Tipping to me is like the old 1960s Fletcher’s Castoria TV ad that asks, “The problem with prunes: Is three enough, is six too many?” Guess wrong and you’ll likely create a mess. If you want to take the guesswork out of wondering how much to tip in Ecuador there’s simply this rule—there isn’t one.
Until the influx of expats, tipping in Ecuador was pretty much non-existent, leaving Ecuadorians wondering “Why do these people keep leaving money on the table?” So now that there’s money up for grabs, the rules are changing.
Knowing the tipping culture helps. Ecuadorians, if they tip at all, only leave small amounts, maybe a nickel for a taxi ride, so you can see where a $10 tip is like winning the lottery. But the Ecuadorian culture has now embraced tipping and, as tourism grows, the expectation of tips has increased.
Because tipping customs in the U.S. and Canada and expectations in Ecuador are very different, how much to tip has become a quagmire of guesses. Step into any expat-laden restaurant in Ecuador and you’ll find a polarizing difference in how tipping is viewed—there’s the pro-tippers and the anti-tippers.

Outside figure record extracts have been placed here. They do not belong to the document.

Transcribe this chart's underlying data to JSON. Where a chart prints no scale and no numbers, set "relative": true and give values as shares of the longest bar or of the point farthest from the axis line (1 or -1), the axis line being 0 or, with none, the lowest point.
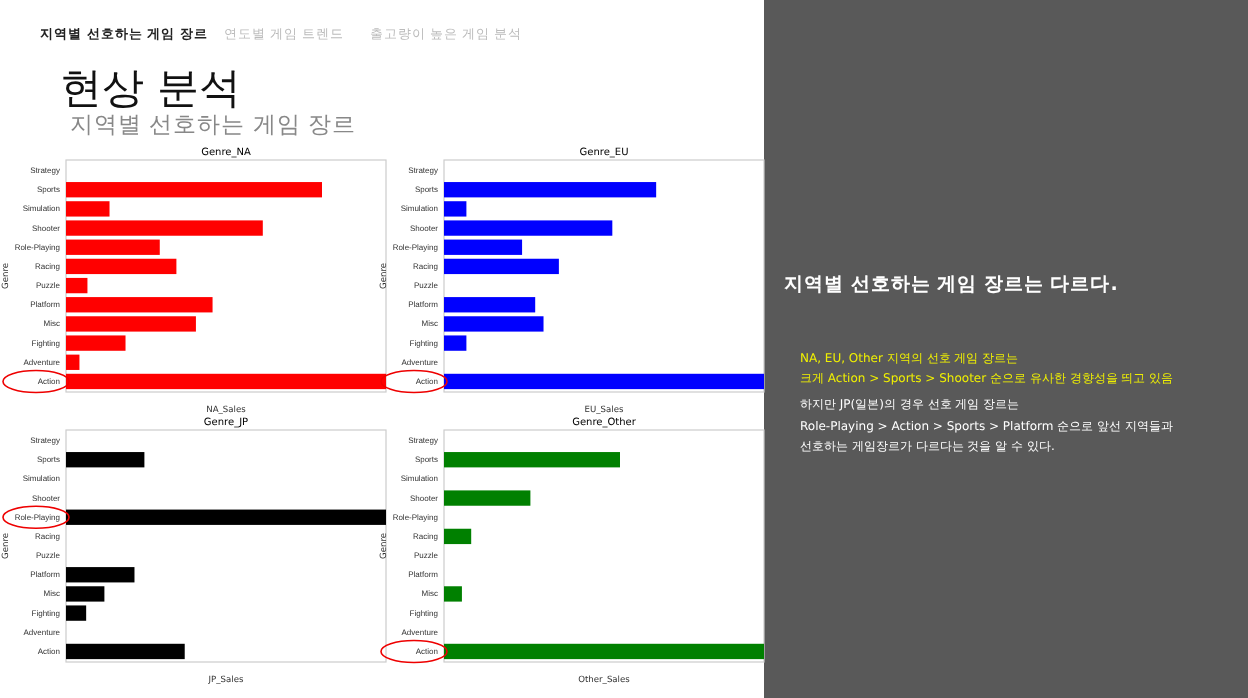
{
  "chart_data": [
    {
      "type": "other",
      "title": "현상 분석",
      "subtitle": "지역별 선호하는 게임 장르",
      "annotations": [
        "지역별 선호하는 게임 장르",
        "연도별 게임 트렌드",
        "출고량이 높은 게임 분석",
        "지역별 선호하는 게임 장르는 다르다.",
        "NA, EU, Other 지역의 선호 게임 장르는",
        "크게 Action > Sports > Shooter 순으로 유사한 경향성을 띄고  있음",
        "하지만 JP(일본)의 경우 선호 게임 장르는",
        "Role-Playing > Action > Sports > Platform 순으로 앞선 지역들과",
        "선호하는 게임장르가 다르다는 것을 알 수 있다."
      ]
    },
    {
      "type": "bar",
      "orientation": "horizontal",
      "relative": true,
      "title": "Genre_NA",
      "xlabel": "NA_Sales",
      "ylabel": "Genre",
      "color": "#ff0000",
      "categories": [
        "Strategy",
        "Sports",
        "Simulation",
        "Shooter",
        "Role-Playing",
        "Racing",
        "Puzzle",
        "Platform",
        "Misc",
        "Fighting",
        "Adventure",
        "Action"
      ],
      "values": [
        0,
        0.8,
        0.136,
        0.615,
        0.293,
        0.345,
        0.067,
        0.458,
        0.406,
        0.186,
        0.042,
        1
      ]
    },
    {
      "type": "bar",
      "orientation": "horizontal",
      "relative": true,
      "title": "Genre_EU",
      "xlabel": "EU_Sales",
      "ylabel": "Genre",
      "color": "#0000ff",
      "categories": [
        "Strategy",
        "Sports",
        "Simulation",
        "Shooter",
        "Role-Playing",
        "Racing",
        "Puzzle",
        "Platform",
        "Misc",
        "Fighting",
        "Adventure",
        "Action"
      ],
      "values": [
        0,
        0.663,
        0.07,
        0.526,
        0.244,
        0.359,
        0,
        0.285,
        0.311,
        0.07,
        0,
        1
      ]
    },
    {
      "type": "bar",
      "orientation": "horizontal",
      "relative": true,
      "title": "Genre_JP",
      "xlabel": "JP_Sales",
      "ylabel": "Genre",
      "color": "#000000",
      "categories": [
        "Strategy",
        "Sports",
        "Simulation",
        "Shooter",
        "Role-Playing",
        "Racing",
        "Puzzle",
        "Platform",
        "Misc",
        "Fighting",
        "Adventure",
        "Action"
      ],
      "values": [
        0,
        0.245,
        0,
        0,
        1,
        0,
        0,
        0.214,
        0.12,
        0.063,
        0,
        0.371
      ]
    },
    {
      "type": "bar",
      "orientation": "horizontal",
      "relative": true,
      "title": "Genre_Other",
      "xlabel": "Other_Sales",
      "ylabel": "Genre",
      "color": "#008000",
      "categories": [
        "Strategy",
        "Sports",
        "Simulation",
        "Shooter",
        "Role-Playing",
        "Racing",
        "Puzzle",
        "Platform",
        "Misc",
        "Fighting",
        "Adventure",
        "Action"
      ],
      "values": [
        0,
        0.55,
        0,
        0.27,
        0,
        0.085,
        0,
        0,
        0.056,
        0,
        0,
        1
      ]
    }
  ]
}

And both have merit.
On the side of the pro-tippers, generosity is ingrained and what you leave behind on the table can be a measure of if you are generous or a cheapskate. The misnomer by Ecuadorians is that all expats are rich. And in most developing countries, there’s an expectation of the rich sharing their wealth. Over tipping is sometimes viewed as a way to level the playing field for those living on $500 a month.
On the other side of the argument are the anti-tippers, who side more with the “When in Ecuador, do as the Ecuadorians do”. Their concern is that raising the bar on how much is tipped affects us all. It’s not about generosity for those who curtail tipping, it’s about a way to fit into the cultural norms without driving up tipping beyond what is reasonably expected.
If only there was a Geneva Convention for tipping. Because both sides are valid, there are now some guidelines that lie somewhere in the middle of the tipping debate to help you understand what is generally expected.
Upscale dining: At upscale restaurants, check your bill before you tip as the service fee, which runs between 15% to 20%, may already be included. If not, the rule of thumb is 10% as the standard tip on a dinner bill. If you’re feeling generous and have had good service, it’s not unusual to leave an extra five to 10% tip.
Also, tips aren’t based on quality of service. In Ecuador expect slow service and difficulty catching your servers because rushing the occasion and hovering over diners is considered impolite here. Lay back and enjoy the tranquillo ride—servers aren’t ignoring you; they want you to have time to share experiences.
Almuerzos. For the fixed-menu lunch popular with Ecuadorians where diners pay $3.50 for a meal of popcorn, chicken, rice, salad, and dessert, round up the bill to $4.
Taxi drivers. Before taxi drivers were issued meters, fares went up and down like the stock market. Now you pay what’s on the meter but it’s not unusual for expats to round up the fare by maybe adding 10 to 25 cents to the fare. For drivers who help unload your groceries, try anywhere from 50 cents to a dollar or two depending on how many bags.
Airport Luggage. When you’re traveling with heavy luggage and need help with your bags, it’s pretty standard anywhere to tip a dollar a bag.
Maids, housekeepers, and gardeners. The people who help maintain our homes frequently become family to us. You can reward their good service by giving ‘bonuses’ during the Christmas holidays. The rule of thumb is five percent of their annual pay; some expats are more generous, giving 10 percent. There is also a plethora of “goody baskets” sold at the major grocery stores (Coral or Supermaxi) during the holiday season.
Tourist tipping at hotels. Doormen who provide extra services or hail cabs for you are tipped around $1. And hotel housekeepers range from $1 to $1.50 a day for those who clean your room.
Street vendors. Whether they are selling garbage bags, or you are buying strawberries off a wheelbarrow, you pay the cost of the goods only.
Street performers work for pocket change. I’ll drop a dollar if I am truly enthralled.
If you want to help Ecuadorians then there are plenty of ways to do so outside of tipping. Like volunteering at a soup kitchen, or donating to charities. This money goes to those most in need and you can be assured it is helping families.
So, I ask again, “Is three enough, is six too many…?” Tipping is a personal choice. Only you will know the amount that works for you.